Cognitive Apprenticeship and Partnerships Ease Transition from Novice to Expert, Clinician to Educator

    In academia, we have been socialized under a hierarchical structure using the work of cognitive developmental theorists like Perry (1981) and King and Kitchener (1994) who describe a linear or categorical model of development as individuals progress from one level of thinking to the next . 

    The concept of connected relationships is linked to Riane Eisler's (1987) work on partnerships, in which she first described the “partnership way.” In her work, she envisioned a society where mutual respect and trust, a low degree of fear and social violence, and an equal valuation of men and women are the norm. "The partnership way" offers a power-with rather than a power- over relationship between teachers and students, among peers and colleagues. 

    Kathleen Heinrich and others (Heinrich et al., 2005) described how nursing education can be transformed through partnerships.
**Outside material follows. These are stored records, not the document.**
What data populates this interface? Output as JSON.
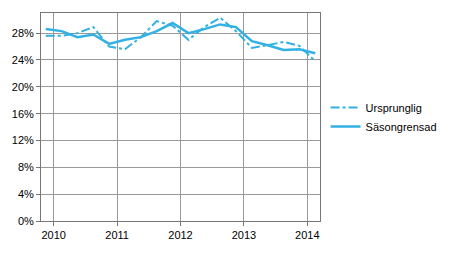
{
  "chart_data": {
    "type": "line",
    "x": [
      2009.875,
      2010.125,
      2010.375,
      2010.625,
      2010.875,
      2011.125,
      2011.375,
      2011.625,
      2011.875,
      2012.125,
      2012.375,
      2012.625,
      2012.875,
      2013.125,
      2013.375,
      2013.625,
      2013.875,
      2014.125
    ],
    "series": [
      {
        "name": "Ursprunglig",
        "color": "#33b0e4",
        "line_style": "dashdot",
        "values": [
          27.6,
          27.6,
          28.0,
          28.9,
          26.0,
          25.6,
          27.4,
          29.8,
          29.1,
          27.0,
          28.9,
          30.3,
          28.3,
          25.8,
          26.2,
          26.7,
          26.1,
          23.8
        ]
      },
      {
        "name": "Säsongrensad",
        "color": "#33b0e4",
        "line_style": "solid",
        "values": [
          28.6,
          28.3,
          27.4,
          27.8,
          26.4,
          27.0,
          27.4,
          28.3,
          29.5,
          28.0,
          28.6,
          29.3,
          28.9,
          26.8,
          26.2,
          25.5,
          25.6,
          25.0
        ]
      }
    ],
    "xlim": [
      2009.8,
      2014.2
    ],
    "xticks": [
      2010,
      2011,
      2012,
      2013,
      2014
    ],
    "ylim": [
      0,
      31
    ],
    "yticks": [
      {
        "value": 0,
        "label": "0%"
      },
      {
        "value": 4,
        "label": "4%"
      },
      {
        "value": 8,
        "label": "8%"
      },
      {
        "value": 12,
        "label": "12%"
      },
      {
        "value": 16,
        "label": "16%"
      },
      {
        "value": 20,
        "label": "20%"
      },
      {
        "value": 24,
        "label": "24%"
      },
      {
        "value": 28,
        "label": "28%"
      }
    ],
    "grid": true,
    "legend": "right"
  }
}
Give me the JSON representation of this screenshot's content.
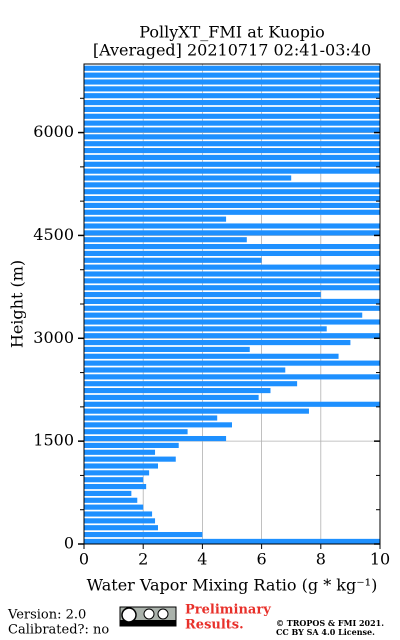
{
  "chart_data": {
    "type": "profile",
    "title": "PollyXT_FMI at Kuopio",
    "subtitle": "[Averaged] 20210717 02:41-03:40",
    "x_label": "Water Vapor Mixing Ratio (g * kg⁻¹)",
    "y_label": "Height (m)",
    "color": "#1e90ff",
    "y": [
      0,
      100,
      200,
      300,
      400,
      500,
      600,
      700,
      800,
      900,
      1000,
      1100,
      1200,
      1300,
      1400,
      1500,
      1600,
      1700,
      1800,
      1900,
      2000,
      2100,
      2200,
      2300,
      2400,
      2500,
      2600,
      2700,
      2800,
      2900,
      3000,
      3100,
      3200,
      3300,
      3400,
      3500,
      3600,
      3700,
      3800,
      3900,
      4000,
      4100,
      4200,
      4300,
      4400,
      4500,
      4600,
      4700,
      4800,
      4900,
      5000,
      5100,
      5200,
      5300,
      5400,
      5500,
      5600,
      5700,
      5800,
      5900,
      6000,
      6100,
      6200,
      6300,
      6400,
      6500,
      6600,
      6700,
      6800,
      6900
    ],
    "values": [
      10.5,
      4.0,
      2.5,
      2.4,
      2.3,
      2.0,
      1.8,
      1.6,
      2.1,
      2.0,
      2.2,
      2.5,
      3.1,
      2.4,
      3.2,
      4.8,
      3.5,
      5.0,
      4.5,
      7.6,
      10.5,
      5.9,
      6.3,
      7.2,
      10.5,
      6.8,
      10.5,
      8.6,
      5.6,
      9.0,
      10.5,
      8.2,
      10.5,
      9.4,
      10.5,
      10.5,
      8.0,
      10.5,
      10.5,
      10.5,
      10.5,
      6.0,
      10.5,
      10.5,
      5.5,
      10.5,
      10.5,
      4.8,
      10.5,
      10.5,
      10.5,
      10.5,
      10.5,
      7.0,
      10.5,
      10.5,
      10.5,
      10.5,
      10.5,
      10.5,
      10.5,
      10.5,
      10.5,
      10.5,
      10.5,
      10.5,
      10.5,
      10.5,
      10.5,
      10.5
    ],
    "xlim": [
      0,
      10
    ],
    "xticks": [
      0,
      2,
      4,
      6,
      8,
      10
    ],
    "ylim": [
      0,
      7000
    ],
    "yticks": [
      0,
      1500,
      3000,
      4500,
      6000
    ],
    "yticks_minor": [
      500,
      1000,
      2000,
      2500,
      3500,
      4000,
      5000,
      5500,
      6500
    ],
    "grid": true
  },
  "footer": {
    "version": "Version: 2.0",
    "calibrated": "Calibrated?: no",
    "preliminary": [
      "Preliminary",
      "Results."
    ],
    "copyright": "© TROPOS & FMI 2021.",
    "license": "CC BY SA 4.0 License."
  }
}
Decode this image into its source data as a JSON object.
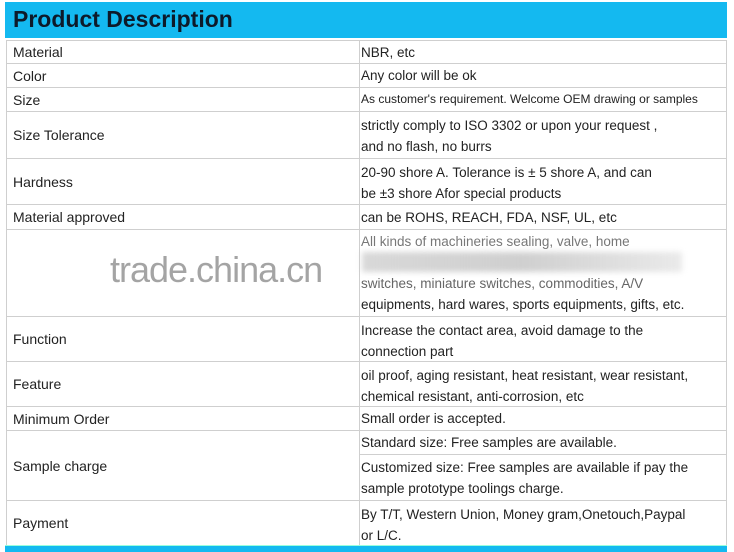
{
  "title": "Product Description",
  "watermark": "trade.china.cn",
  "accent_color": "#14b9f0",
  "rows": [
    {
      "label": "Material",
      "value": "NBR, etc"
    },
    {
      "label": "Color",
      "value": "Any color will be ok"
    },
    {
      "label": "Size",
      "value": "As customer's requirement. Welcome OEM drawing or samples"
    },
    {
      "label": "Size Tolerance",
      "value": " strictly comply to ISO 3302 or upon your request ,",
      "value2": "and no flash, no burrs"
    },
    {
      "label": "Hardness",
      "value": " 20-90 shore A. Tolerance is ± 5 shore A, and can",
      "value2": "be ±3 shore Afor special products"
    },
    {
      "label": "Material approved",
      "value": " can be ROHS, REACH, FDA, NSF, UL, etc"
    },
    {
      "label": "",
      "value": " All kinds of machineries sealing, valve, home",
      "value2": "switches, miniature switches, commodities, A/V",
      "value3": "equipments, hard wares, sports equipments, gifts, etc."
    },
    {
      "label": "Function",
      "value": " Increase the contact area, avoid damage to the",
      "value2": "connection part"
    },
    {
      "label": "Feature",
      "value": " oil proof, aging resistant, heat resistant, wear resistant,",
      "value2": "chemical resistant, anti-corrosion, etc"
    },
    {
      "label": "Minimum Order",
      "value": " Small order is accepted."
    },
    {
      "label": "Sample charge",
      "value": " Standard size: Free samples are available.",
      "value2": " Customized size: Free samples are available if pay the",
      "value3": "sample prototype toolings charge."
    },
    {
      "label": "Payment",
      "value": " By T/T, Western Union, Money gram,Onetouch,Paypal",
      "value2": "or L/C."
    }
  ]
}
A “How can I help you? How can you help me?" way of thinking can benefit both partners while promoting scholarship for both students and faculty. Rather than going it alone, graduate nursing. students should develop partnerships with peers and teachers as they seek to advance in their nursing career. 

    Sharing one's gifts and talents with others provides an opportunity for both individuals to grow. Several nurse educators (Heinrich & Scherr, 1994; Jacobi, 1991; Krawczyk, 1978; Paterson, 1998) have recognized the power of partnerships and peer-mentoring activities not just as a strategy for learning but also as a way to invigorate the profession and “promote reciprocal learning” (Eisen, 2001, p. 30) between professionals.